Shortly after the announcement in December, the Carolinas LGBTQ Journalism Fund was launched with an initial goal of raising $30,000, half of what is required. A second campaign will follow in phase two of the project. The fund is administered by Local Media Foundation, a charitable trust affiliated with the Local Media Association. It supports more opportunities for LGBTQ writers in North and South Carolina and has raised just over $10,000 so far, including a $5,000 donation from Bob Page, founder and CEO of Replacements, Ltd., based in Greensboro.
Page’s company is the largest tableware business in the world. He has fought hard for the LGBTQ community and as Passport Magazine said, “His driving force now is for social justice and charity.”
“We’re incredibly thankful for the support of Bob Page and others in the community that understand the importance of having local LGBTQ news sustained in North Carolina,” says Yarbrough.
The project will also launch community reporting workshops and town halls, a partnership with Free Press. “It is centered on community support, but also community involvement,” says Yarbrough. “We are involving our readers in every aspect of the project.”
Donations to the fund are tax-deductible and can be made online at givebutter.com/lmf-qnotescarolinas. For more information about the project, go to qnotescarolinas.org.
qnotes has been involved in the Charlotte Journalism Collaborative since its launch, adding an LGBTQ perspective to the affordable housing conversation. A second grant of $15,000 from Solutions Journalism Network (SJN) will now help the organization increase opportunities for Black LGBTQ journalists.
The project is part of SJN’s Economic Mobility initiative. According to its Medium page, The Whole Story, “The goal is to catalyze reporting that looks at both the systemic causes of poverty and potential solutions that are worth sharing.”

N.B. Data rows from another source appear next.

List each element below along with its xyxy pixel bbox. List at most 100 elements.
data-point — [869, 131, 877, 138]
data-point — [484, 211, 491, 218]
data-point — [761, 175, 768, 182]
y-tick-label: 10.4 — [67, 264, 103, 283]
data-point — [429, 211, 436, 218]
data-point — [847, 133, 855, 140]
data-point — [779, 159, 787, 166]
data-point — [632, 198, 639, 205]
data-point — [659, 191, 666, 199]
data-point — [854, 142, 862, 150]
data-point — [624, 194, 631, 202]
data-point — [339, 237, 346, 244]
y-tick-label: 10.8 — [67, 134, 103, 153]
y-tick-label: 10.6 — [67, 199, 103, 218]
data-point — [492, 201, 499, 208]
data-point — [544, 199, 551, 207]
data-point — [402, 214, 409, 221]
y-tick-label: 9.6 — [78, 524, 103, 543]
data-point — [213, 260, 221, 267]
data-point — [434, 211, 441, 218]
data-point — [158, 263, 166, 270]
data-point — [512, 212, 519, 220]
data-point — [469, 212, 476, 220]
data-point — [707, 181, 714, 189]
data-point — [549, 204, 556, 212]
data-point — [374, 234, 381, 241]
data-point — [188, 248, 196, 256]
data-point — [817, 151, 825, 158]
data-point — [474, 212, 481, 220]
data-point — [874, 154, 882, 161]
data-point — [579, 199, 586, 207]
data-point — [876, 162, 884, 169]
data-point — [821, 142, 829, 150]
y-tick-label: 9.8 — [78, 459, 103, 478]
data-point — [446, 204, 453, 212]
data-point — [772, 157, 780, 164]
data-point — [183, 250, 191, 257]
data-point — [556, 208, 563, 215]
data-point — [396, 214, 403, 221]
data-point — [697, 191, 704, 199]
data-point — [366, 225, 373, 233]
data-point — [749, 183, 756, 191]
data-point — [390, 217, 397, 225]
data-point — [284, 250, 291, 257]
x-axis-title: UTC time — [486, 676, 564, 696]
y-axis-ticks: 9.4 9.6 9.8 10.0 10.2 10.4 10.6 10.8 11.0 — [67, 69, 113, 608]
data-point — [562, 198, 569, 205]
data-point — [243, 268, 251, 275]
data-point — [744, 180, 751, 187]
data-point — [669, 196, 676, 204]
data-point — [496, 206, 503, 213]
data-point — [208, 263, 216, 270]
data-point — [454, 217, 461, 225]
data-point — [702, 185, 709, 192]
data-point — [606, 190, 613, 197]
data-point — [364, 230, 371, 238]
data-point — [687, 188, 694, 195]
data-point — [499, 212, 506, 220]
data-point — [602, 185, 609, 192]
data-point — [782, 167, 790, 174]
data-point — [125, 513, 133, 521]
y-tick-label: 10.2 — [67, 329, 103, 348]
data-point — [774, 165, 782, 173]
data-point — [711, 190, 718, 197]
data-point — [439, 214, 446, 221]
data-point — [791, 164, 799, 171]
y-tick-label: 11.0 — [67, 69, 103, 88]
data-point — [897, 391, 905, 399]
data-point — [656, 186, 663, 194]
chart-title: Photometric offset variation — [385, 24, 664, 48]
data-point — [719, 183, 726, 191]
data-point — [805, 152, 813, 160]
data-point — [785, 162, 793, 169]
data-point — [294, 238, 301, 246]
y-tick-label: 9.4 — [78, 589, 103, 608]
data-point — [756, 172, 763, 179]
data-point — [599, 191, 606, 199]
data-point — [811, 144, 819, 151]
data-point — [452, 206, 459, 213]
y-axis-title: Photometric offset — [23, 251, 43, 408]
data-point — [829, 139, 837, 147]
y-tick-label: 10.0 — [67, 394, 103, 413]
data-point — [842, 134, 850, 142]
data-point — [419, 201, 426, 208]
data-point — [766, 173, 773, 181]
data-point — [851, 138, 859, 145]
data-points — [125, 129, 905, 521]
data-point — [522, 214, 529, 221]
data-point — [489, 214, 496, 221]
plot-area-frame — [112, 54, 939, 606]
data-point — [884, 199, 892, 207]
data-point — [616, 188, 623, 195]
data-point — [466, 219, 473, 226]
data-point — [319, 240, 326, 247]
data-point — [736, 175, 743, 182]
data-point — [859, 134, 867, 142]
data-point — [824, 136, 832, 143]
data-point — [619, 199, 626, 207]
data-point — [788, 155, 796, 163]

While amplifying the voices of more communities in North Carolina, the qnotes project will also uncover responses that can impact the lives of Charlotte residents. A 2014 study by Harvard University researchers ranked Charlotte last for economic mobility among the 50 largest U.S. metro areas. The study also found that low economic mobility disproportionately affects people of color. For instance, a Black child growing up in a low-income home can expect a household income of $21,599 a year at age 34. A white child can expect $34,256.
Multiple reports show that Black LGBTQ people face even starker disparities in economic security and upward mobility, and these have only been heightened by the COVID-19 pandemic. According to a recent call for journalists by qnotes, “This urgent problem has created the prevalence of increased research and the launch of innovative responses by grassroots organizations, policy makers and communities to improve outcomes for a community that is at the intersection of two marginalized identities.”
qnotes is seeking Black LGBTQ and allied writers to work on the project and multimedia journalists are encouraged to submit proposals. Stories should focus on rigorous investigation and reporting of regional and national responses, including their limitations, and how those solutions may impact decision-making in the Charlotte area. Stories should also include the experiences of Black LGBTQ people living in North Carolina, telling their real-life experiences while seeking to better understand the limitations that exist to overcoming structural racism and discrimination.
Writers, photographers and videographers who are interested in being a part of the project should email publisher@goqnotes.com.
“Both of these projects are helping us better serve the local community, but we need the support of people who can do so to secure the future of LGBTQ press in the Carolinas,” says Yarbrough, “Whether it be $5 or more, every amount helps us tell these stories, keep people informed and further foster that sense of community that supports us all.”